Crystallization kinetics and morphology of biochar modified bio-asphalt binder

Abstract

Crystallization of biochar modified bio-asphalt binder (BMBA) directly affects their intrinsic physicochemical properties, which can significantly impact their processing and application. This research aims to maximize recycling the pyrolysis products of biomass (biochar and bio-oil) and investigate the crystallization kinetics of BMBA to inhibit the second crystallization and phase separation. Specifically, the parameters of crystallization kinetics and free volume were quantified using molecular dynamic simulations (MD). Relative crystallinity was evaluated using dynamic shear rheometer (DSR). Crystallization structure was analyzed using X-ray diffraction (XRD) and Synchrotron radiation small angle scattering (SAXS), and high-temperature-induced crystallization and low-temperature-physical hardening were quantified using hot-table polarizing microscope (HTPM).
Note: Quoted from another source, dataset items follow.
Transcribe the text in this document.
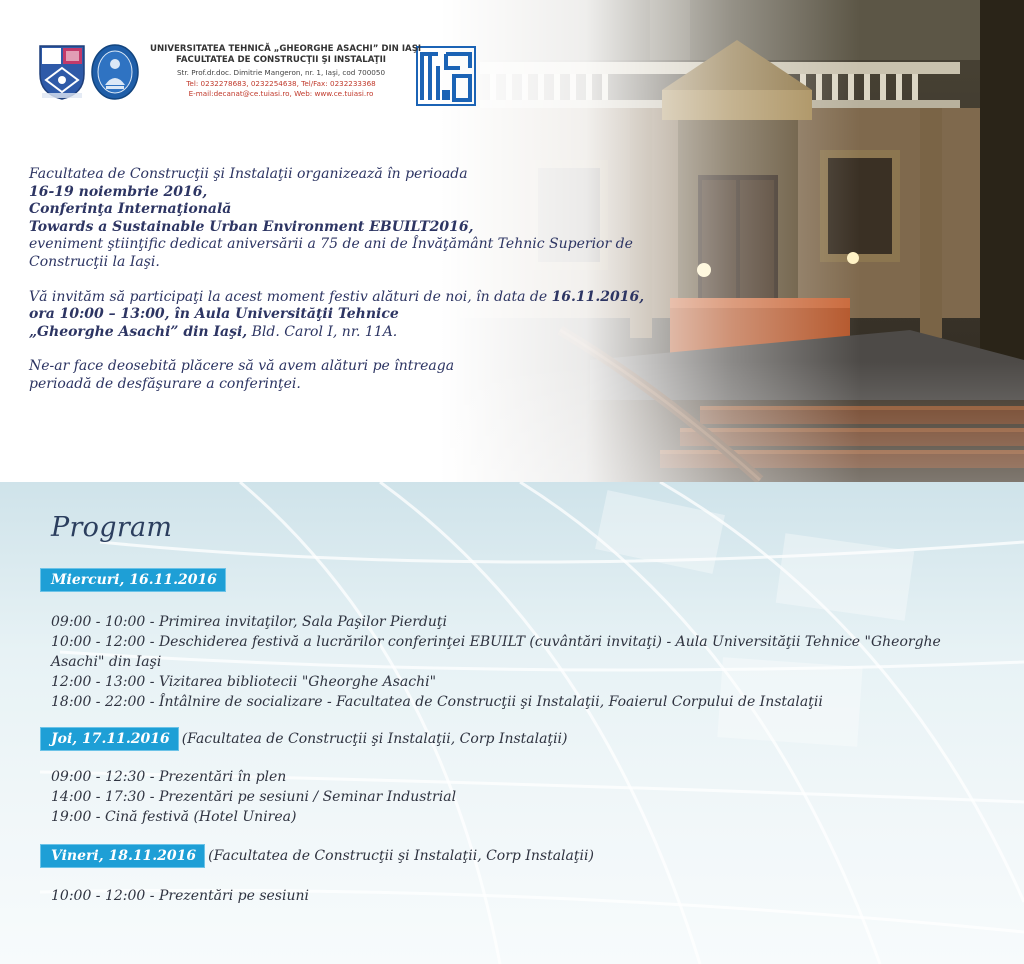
UNIVERSITATEA TEHNICĂ „GHEORGHE ASACHI” DIN IAŞI
FACULTATEA DE CONSTRUCŢII ŞI INSTALAŢII
Str. Prof.dr.doc. Dimitrie Mangeron, nr. 1, Iaşi, cod 700050
Tel: 0232278683, 0232254638, Tel/Fax: 0232233368
E-mail:decanat@ce.tuiasi.ro, Web: www.ce.tuiasi.ro

Facultatea de Construcţii şi Instalaţii organizează în perioada
16-19 noiembrie 2016,
Conferinţa Internaţională
Towards a Sustainable Urban Environment EBUILT2016,
eveniment ştiinţific dedicat aniversării a 75 de ani de Învăţământ Tehnic Superior de Construcţii la Iaşi.

Vă invităm să participaţi la acest moment festiv alături de noi, în data de 16.11.2016,
ora 10:00 – 13:00, în Aula Universităţii Tehnice
„Gheorghe Asachi” din Iaşi, Bld. Carol I, nr. 11A.

Ne-ar face deosebită plăcere să vă avem alături pe întreaga perioadă de desfăşurare a conferinţei.

Program
Miercuri, 16.11.2016
09:00 - 10:00 - Primirea invitaţilor, Sala Paşilor Pierduţi
10:00 - 12:00 - Deschiderea festivă a lucrărilor conferinţei EBUILT (cuvântări invitaţi) - Aula Universităţii Tehnice "Gheorghe Asachi" din Iaşi
12:00 - 13:00 - Vizitarea bibliotecii "Gheorghe Asachi"
18:00 - 22:00 - Întâlnire de socializare - Facultatea de Construcţii şi Instalaţii, Foaierul Corpului de Instalaţii
Joi, 17.11.2016 (Facultatea de Construcţii şi Instalaţii, Corp Instalaţii)
09:00 - 12:30 - Prezentări în plen
14:00 - 17:30 - Prezentări pe sesiuni / Seminar Industrial
19:00 - Cină festivă (Hotel Unirea)
Vineri, 18.11.2016 (Facultatea de Construcţii şi Instalaţii, Corp Instalaţii)
10:00 - 12:00 - Prezentări pe sesiuni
Crystallization morphology was measured by environmental scanning electron microscope (ESEM) and atomic force microscope (AFM). The parameters of crystallization kinetics show that high temperature and stress could induce the crystallization of BMBA. The low-temperature-physical hardening and aggregation of molecules indicate that the shape of BMBA crystals tends to be spherical under isothermal conditions but lamellar crystals under the non-isothermal conditions. This study provides a better understanding of the mechanism of crystallization kinetics of BMBA and a theoretical basis for the application of sustainable materials in asphalt pavement.